New documents have revealed that ride-sharing company Lyft is not doing so well. America’s second largest ride-sharing company has constantly been playing catchup to Uber, and it doesn’t look like it will reach Uber’s status anytime soon.
Lyft lost $127 million during the first half of 2015, as the company only received $46.7 million in revenue. The company is currently seeking $500 million from investors in order to cover the tens of millions of dollars that it goes through on a monthly basis. However, with these financial struggles, the company will likely have a difficult time attracting investors.
Lyft has a very sketchy financial background, and the company has constantly failed to meet expectations. This year, the company has experienced declines in revenue, added fewer customers than expected and lost massive amounts of capital.
Reports indicate that the company is blowing through cash in order to try to sustain a growth rate that can keep it from falling further behind Uber. Despite this, the company has simply failed to sustain the growth rate.

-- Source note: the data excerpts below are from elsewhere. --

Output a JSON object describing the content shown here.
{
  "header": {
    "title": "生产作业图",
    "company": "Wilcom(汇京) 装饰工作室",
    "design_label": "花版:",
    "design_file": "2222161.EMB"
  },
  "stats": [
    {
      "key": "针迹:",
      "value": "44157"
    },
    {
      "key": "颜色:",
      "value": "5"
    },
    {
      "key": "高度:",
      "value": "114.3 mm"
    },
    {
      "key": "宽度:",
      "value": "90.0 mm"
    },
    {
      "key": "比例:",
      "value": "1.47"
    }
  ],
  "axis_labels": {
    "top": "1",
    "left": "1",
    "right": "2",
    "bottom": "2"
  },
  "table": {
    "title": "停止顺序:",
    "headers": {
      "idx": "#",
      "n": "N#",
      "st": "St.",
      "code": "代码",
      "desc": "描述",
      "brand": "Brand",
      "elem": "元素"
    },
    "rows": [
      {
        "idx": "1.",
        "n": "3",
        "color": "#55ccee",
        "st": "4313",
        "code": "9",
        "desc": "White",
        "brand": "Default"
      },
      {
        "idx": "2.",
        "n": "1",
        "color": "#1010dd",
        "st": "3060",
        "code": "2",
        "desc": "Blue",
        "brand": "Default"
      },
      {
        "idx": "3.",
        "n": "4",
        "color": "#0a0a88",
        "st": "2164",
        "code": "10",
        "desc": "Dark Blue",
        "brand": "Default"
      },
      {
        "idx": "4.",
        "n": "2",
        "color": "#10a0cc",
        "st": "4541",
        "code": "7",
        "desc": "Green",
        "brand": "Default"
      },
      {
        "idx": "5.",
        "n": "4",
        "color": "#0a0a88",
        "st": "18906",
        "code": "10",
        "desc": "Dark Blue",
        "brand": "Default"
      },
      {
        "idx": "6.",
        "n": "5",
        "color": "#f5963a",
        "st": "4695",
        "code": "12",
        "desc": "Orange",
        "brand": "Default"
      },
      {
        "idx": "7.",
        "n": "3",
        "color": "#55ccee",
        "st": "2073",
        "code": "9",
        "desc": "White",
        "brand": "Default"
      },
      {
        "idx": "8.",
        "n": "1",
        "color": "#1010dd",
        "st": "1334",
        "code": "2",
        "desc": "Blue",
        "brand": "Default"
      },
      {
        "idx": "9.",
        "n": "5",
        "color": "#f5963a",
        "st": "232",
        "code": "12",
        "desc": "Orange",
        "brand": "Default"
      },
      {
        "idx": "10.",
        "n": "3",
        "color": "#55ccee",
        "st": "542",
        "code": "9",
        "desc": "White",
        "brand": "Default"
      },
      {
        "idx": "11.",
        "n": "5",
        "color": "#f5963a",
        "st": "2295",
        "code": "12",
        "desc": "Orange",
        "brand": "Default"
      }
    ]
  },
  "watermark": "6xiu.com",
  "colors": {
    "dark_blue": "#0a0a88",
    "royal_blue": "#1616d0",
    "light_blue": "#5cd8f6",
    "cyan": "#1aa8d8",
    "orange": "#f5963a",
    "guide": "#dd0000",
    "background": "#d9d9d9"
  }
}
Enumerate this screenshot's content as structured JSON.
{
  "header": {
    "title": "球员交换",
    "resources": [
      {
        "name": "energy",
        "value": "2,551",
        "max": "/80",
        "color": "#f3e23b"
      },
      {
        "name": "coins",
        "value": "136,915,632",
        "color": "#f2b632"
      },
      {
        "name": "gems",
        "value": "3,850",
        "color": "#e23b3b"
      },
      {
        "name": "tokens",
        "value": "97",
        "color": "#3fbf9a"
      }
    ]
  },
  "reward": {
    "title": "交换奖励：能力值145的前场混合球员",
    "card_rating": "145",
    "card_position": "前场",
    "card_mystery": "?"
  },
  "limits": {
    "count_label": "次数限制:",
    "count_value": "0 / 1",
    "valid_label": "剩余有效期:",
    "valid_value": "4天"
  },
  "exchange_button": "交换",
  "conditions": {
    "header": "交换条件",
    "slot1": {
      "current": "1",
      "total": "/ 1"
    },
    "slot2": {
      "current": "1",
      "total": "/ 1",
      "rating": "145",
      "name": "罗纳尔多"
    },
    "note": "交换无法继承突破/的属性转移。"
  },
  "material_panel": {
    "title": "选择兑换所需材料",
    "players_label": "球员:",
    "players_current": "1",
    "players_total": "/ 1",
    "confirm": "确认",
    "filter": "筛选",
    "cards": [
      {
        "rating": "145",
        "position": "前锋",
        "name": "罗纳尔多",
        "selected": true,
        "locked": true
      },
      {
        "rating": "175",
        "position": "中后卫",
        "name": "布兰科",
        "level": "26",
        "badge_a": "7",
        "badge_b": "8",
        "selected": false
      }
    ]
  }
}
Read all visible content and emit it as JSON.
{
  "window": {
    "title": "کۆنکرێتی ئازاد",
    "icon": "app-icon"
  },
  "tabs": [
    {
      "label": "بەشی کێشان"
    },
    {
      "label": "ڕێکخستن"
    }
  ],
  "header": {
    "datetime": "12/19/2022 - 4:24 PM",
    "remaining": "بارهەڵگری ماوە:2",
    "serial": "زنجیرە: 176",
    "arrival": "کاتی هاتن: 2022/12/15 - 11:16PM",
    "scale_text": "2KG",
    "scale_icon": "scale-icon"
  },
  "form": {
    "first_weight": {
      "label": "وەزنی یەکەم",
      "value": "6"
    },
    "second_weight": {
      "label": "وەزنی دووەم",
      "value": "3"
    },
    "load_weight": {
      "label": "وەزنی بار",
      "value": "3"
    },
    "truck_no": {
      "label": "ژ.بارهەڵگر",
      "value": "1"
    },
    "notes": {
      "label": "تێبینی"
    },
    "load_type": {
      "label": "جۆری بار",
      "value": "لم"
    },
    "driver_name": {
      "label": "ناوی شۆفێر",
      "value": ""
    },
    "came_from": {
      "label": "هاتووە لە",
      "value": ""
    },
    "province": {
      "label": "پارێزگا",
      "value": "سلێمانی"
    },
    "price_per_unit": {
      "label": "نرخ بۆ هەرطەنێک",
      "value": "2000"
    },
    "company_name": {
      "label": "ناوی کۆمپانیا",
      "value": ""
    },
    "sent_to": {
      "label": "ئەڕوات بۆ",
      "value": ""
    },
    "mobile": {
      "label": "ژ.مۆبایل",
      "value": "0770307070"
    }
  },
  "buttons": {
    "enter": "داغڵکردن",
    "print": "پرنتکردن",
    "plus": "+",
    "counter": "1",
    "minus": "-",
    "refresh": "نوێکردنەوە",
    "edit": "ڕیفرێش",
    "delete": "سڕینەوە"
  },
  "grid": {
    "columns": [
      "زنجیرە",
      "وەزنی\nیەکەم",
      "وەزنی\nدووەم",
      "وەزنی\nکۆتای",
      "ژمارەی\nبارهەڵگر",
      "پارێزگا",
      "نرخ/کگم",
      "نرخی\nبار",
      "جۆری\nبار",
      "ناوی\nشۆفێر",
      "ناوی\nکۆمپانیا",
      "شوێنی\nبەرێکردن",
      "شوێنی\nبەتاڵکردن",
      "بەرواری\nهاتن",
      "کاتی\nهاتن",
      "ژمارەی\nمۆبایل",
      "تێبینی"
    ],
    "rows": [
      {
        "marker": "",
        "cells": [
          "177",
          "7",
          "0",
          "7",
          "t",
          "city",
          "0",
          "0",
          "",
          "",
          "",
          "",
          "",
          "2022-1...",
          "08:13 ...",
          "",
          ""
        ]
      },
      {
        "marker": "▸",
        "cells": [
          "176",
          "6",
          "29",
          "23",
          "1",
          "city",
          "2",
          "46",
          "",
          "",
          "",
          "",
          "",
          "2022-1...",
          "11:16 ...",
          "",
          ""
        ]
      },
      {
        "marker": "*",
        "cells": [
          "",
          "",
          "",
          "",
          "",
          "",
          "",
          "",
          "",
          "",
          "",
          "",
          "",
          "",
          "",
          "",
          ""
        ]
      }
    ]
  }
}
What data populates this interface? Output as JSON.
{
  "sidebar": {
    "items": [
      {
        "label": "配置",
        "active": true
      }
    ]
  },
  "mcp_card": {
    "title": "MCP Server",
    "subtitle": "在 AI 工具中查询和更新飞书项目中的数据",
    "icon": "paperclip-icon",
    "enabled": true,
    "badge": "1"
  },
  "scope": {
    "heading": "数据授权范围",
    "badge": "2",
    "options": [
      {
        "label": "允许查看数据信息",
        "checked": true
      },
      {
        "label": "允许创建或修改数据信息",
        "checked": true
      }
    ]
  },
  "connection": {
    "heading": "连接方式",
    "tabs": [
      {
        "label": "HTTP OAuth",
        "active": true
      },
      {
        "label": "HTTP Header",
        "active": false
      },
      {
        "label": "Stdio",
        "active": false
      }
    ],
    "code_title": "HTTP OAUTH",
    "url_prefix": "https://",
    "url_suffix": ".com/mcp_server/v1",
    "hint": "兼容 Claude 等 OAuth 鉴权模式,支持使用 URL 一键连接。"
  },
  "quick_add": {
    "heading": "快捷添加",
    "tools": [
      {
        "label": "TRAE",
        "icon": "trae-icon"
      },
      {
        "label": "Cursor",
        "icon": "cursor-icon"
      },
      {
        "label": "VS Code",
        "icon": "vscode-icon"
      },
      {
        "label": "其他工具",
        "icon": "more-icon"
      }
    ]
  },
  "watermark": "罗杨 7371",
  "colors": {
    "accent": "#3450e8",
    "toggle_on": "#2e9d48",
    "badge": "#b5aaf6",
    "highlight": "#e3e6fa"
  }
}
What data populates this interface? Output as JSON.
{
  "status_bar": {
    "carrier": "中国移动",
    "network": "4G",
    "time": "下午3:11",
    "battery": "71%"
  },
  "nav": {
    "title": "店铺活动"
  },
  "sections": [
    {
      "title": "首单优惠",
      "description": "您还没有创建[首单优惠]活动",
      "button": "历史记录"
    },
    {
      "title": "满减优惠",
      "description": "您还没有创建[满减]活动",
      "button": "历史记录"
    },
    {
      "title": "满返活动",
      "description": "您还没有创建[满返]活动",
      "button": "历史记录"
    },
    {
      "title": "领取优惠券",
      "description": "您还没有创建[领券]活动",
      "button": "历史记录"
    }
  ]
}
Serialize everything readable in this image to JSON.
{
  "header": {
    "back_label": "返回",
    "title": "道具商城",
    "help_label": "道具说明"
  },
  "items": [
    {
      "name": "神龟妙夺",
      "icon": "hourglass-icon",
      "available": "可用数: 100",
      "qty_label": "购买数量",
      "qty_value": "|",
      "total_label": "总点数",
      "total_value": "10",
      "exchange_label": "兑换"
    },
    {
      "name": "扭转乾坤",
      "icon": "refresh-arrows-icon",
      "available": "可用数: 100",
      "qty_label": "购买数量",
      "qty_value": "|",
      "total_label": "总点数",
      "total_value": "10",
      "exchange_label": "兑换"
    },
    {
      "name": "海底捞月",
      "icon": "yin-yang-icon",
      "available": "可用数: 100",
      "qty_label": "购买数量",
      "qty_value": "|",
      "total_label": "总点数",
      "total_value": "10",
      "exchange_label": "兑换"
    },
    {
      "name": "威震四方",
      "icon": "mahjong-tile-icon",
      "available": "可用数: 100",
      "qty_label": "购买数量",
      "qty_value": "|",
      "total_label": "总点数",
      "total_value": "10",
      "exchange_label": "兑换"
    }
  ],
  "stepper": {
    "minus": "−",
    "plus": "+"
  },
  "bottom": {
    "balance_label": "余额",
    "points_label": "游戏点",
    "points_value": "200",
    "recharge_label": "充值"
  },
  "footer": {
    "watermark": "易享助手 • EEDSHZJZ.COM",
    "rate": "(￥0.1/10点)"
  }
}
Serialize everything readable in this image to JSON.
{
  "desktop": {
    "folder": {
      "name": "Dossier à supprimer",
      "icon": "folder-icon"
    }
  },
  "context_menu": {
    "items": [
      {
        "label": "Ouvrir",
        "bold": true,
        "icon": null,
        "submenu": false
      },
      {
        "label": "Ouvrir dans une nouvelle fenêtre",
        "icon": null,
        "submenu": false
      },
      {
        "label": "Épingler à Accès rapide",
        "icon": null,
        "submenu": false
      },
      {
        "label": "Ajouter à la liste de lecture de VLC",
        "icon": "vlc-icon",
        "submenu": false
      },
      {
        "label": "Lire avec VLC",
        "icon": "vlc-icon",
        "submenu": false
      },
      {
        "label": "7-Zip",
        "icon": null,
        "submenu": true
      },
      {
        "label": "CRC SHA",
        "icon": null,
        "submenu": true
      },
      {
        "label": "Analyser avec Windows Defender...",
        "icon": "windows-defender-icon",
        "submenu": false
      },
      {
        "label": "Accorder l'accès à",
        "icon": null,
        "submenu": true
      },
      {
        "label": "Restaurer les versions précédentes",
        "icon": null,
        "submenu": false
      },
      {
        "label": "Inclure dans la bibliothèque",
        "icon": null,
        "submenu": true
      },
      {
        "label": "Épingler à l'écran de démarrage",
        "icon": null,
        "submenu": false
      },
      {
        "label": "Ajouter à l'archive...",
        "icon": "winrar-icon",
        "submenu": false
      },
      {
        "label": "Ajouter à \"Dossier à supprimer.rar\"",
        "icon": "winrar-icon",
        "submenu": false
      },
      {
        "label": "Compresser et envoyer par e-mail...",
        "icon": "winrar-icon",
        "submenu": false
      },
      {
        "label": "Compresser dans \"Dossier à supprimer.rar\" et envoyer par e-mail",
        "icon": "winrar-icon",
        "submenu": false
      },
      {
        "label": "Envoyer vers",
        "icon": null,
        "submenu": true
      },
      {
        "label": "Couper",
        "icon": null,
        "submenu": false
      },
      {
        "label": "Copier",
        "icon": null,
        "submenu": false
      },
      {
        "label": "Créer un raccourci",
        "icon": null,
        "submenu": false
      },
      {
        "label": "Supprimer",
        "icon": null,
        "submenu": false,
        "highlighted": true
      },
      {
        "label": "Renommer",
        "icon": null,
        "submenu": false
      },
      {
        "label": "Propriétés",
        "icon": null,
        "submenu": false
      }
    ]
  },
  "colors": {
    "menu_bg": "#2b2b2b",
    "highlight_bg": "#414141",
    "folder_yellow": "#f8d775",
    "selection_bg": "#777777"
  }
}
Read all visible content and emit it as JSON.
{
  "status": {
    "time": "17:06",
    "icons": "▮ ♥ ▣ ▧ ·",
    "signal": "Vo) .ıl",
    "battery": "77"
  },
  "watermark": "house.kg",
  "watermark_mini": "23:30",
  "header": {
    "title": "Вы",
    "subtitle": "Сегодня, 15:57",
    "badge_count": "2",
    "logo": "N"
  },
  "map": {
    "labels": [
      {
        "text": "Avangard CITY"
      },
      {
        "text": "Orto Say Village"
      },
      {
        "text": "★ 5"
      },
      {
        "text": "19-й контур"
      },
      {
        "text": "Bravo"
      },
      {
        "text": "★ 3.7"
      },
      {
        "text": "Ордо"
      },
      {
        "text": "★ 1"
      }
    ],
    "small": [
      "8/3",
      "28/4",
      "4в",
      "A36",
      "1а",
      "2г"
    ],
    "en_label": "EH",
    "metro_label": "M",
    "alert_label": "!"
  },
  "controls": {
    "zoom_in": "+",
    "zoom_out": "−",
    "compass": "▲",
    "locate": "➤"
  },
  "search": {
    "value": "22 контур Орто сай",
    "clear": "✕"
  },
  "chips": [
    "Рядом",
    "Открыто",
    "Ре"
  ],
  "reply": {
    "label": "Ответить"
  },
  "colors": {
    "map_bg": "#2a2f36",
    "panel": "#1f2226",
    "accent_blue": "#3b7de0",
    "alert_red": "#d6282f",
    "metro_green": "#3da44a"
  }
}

Like many young startup companies, Lyft has been overvalued because of the surrounding hype associated with the company. It has been valued on potential rather than actual performance. This is starting to catch up with Lyft, as many investment firms have downgraded their valuations of the company.
During the first half of this year, Lyft blew more than $96 million on marketing along. This is more than twice the company’s revenue during this same time period. The company might be attracting new drivers, but it is doing so at a loss.
A recent analysis of the company by a key investment firm read, “The company has a history of losses and is not projected to be profitable in the foreseeable future.”
This year, Lyft spent massive amounts of money buying billboards in New York’s Time Square and on Market Street in San Francisco. The company currently holds about a 40% market share in San Francisco.
Lyft has declined to comment on its financial performance.